Проходит некоторое время, и вдруг изо рта будто сами собой начинают литься слова. Я больше не могу молчать. Теперь былая необщительность кажется мне глупой. Жизнь продолжается, и я не намерена проводить её в одиночестве. Разрываюсь от потребности что-то сказать, что угодно. Поэтому выпаливаю:
— У меня сын твоего возраста.
Фейн, наблюдавший за серой жижей, льющейся по траншее, вскидывает удивительно густые ресницы.
— Какое есть его имя?
— Джей. Он младший офицер в эскаранской армии.
Тут надо бы чувствовать гордость, но ощущаю лишь страх. Что ж, я уже привыкла.
— Можно спросить, какое есть твоё имя?
— Орна.
Фейн молчит. Я продолжаю. Начав, остановиться уже не могу. Я вообще-то от природы разговорчивая, и теперь дамбу наконец прорвало. Я хочу говорить.
— Ты Дитя Солнца, да? — напрямик уточняю я.
— Нас ещё зовут Далёкие. Мы на наш язык зовём себя Сура Сао.
При последних словах его странный горловой акцент становится особенно явным.
— А правда, что вы живёте на поверхности? И никогда не спускаетесь под землю?
Фейн смеётся:
— Неправда. Бывает, спускаемся. Да, мы живём на поверхность, под небо. Охотимся на звери, а звери — на нас. Едим растения Каллеспы, путешествуем иногда. Но у нас тоже есть дома, как ваши, мы живём в пещеры и строим города.
Фейн поднимает голову к потолку кузницы, который в дыму и не разглядишь.
— Гой-шью начинается, — грустно произносит он. — Скоро мои люди перейдут на другое место.
— Что начинается?
— Сезон ночей.
— А у нас он называется сезон спор, — рассказываю я. — Начинает дуть ветер, и грибы размножаются. В середине сезона спор становится так много, что кое-где их из моря вёдрами вылавливают.

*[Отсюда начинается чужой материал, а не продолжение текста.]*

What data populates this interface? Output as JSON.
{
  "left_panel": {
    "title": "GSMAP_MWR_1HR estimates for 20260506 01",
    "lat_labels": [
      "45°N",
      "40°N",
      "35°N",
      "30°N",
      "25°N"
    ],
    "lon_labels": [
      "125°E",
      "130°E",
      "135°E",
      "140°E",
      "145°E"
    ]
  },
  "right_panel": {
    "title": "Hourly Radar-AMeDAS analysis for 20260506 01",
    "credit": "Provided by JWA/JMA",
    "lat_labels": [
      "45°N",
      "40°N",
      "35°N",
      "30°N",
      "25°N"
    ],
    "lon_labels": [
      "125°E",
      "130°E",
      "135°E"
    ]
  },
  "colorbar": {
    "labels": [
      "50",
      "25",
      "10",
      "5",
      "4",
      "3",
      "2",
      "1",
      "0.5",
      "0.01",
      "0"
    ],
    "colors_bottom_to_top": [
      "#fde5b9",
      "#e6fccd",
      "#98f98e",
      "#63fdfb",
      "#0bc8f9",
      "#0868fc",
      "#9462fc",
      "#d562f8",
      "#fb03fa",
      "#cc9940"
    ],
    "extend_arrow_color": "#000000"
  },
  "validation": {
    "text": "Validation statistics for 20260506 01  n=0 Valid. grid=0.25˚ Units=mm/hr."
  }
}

— Понимаю, — говорит Фейн. — Можно тебя просить? Если буду плохо говорить ваш язык, исправляй. С тобой говорить полезнее, чем с мучителем.
— Ты, наверное, хотел сказать — с учителем, — усмехаюсь я. — Мучитель — это тот, кто кого-то мучает. Хотя, конечно, и такие учителя бывают.
Фейн улыбается:
— Видишь? Уже учусь. Хочу первый из наших поступить в университет в Бри Атке.
— В Бри Атке? В эскаранский университет?
— Конечно. Где ещё есть Бри Атка?
— Произведёшь фурор, — говорю я. Фейн не понимает. Говорю проще и медленнее: — Все очень удивятся.
— Понимаю.
— Кое-кто из наших вообще не верит, что ваш народ существует.
Фейна это смешит. Его смех заставляет остановиться проходящего мимо охранника. Тот рявкает на Фейна по-гуртски, чтобы тот не отвлекался от работы. Фейн с пристыженным видом берётся за дело, весёлости как не бывало. Но когда охранник отходит и скрывается в темноте кузницы, Фейн поднимает голову и хитро улыбается мне. Невольно улыбаюсь в ответ. Уж и не припомню, когда в последний раз это делала.
— У нас рассказывают историю про ваших людей, — начинает Фейн. — Давным-давно все люди жили наверху. Гурта, эскаранцы, Дети Солнца, банчу, хааду. Все были одна раса, с'тани. У вас это слово значит «старики», но это не очень правильно. С'тани были большой урод…
— Народ, — механически поправляю я. И тут же качаю головой, удивляясь самой себе. — Извини. Всё, молчу.
— Я хочу, чтобы ты исправляла.
— Так ты никогда свою историю не расскажешь. Будем застревать на каждой ошибке. Давай я тебя потом учить буду. А сейчас просто говори.
Мальчик так удивился, что даже замер, и я сбилась с ритма.
— Будешь меня учить? — переспрашивает он.
И только тогда осознаю, что предложила давать ему уроки. Причём абсолютно искренне и добровольно.
Всё больше становлюсь похожа на себя прежнюю. Как будто изнутри отторгается некое инородное тело, душевная заноза. Несмотря на боль, тело моё кажется более лёгким и подвижным, чем раньше. Чувства обострились. Больше не кажусь себе отстранённым наблюдателем, следящим со стороны за всем, что творится вокруг.
Кажется, что прекращать горевать — предательство. Но на самом деле я всё ещё горюю. Стоит только подумать о Ринне, и грудь сжимается так, что начинаю задыхаться. Но теперь горе не разрушает меня изнутри. Внутри начинает возникать что-то новое. Я это чувствую, но как назвать, пока не знаю.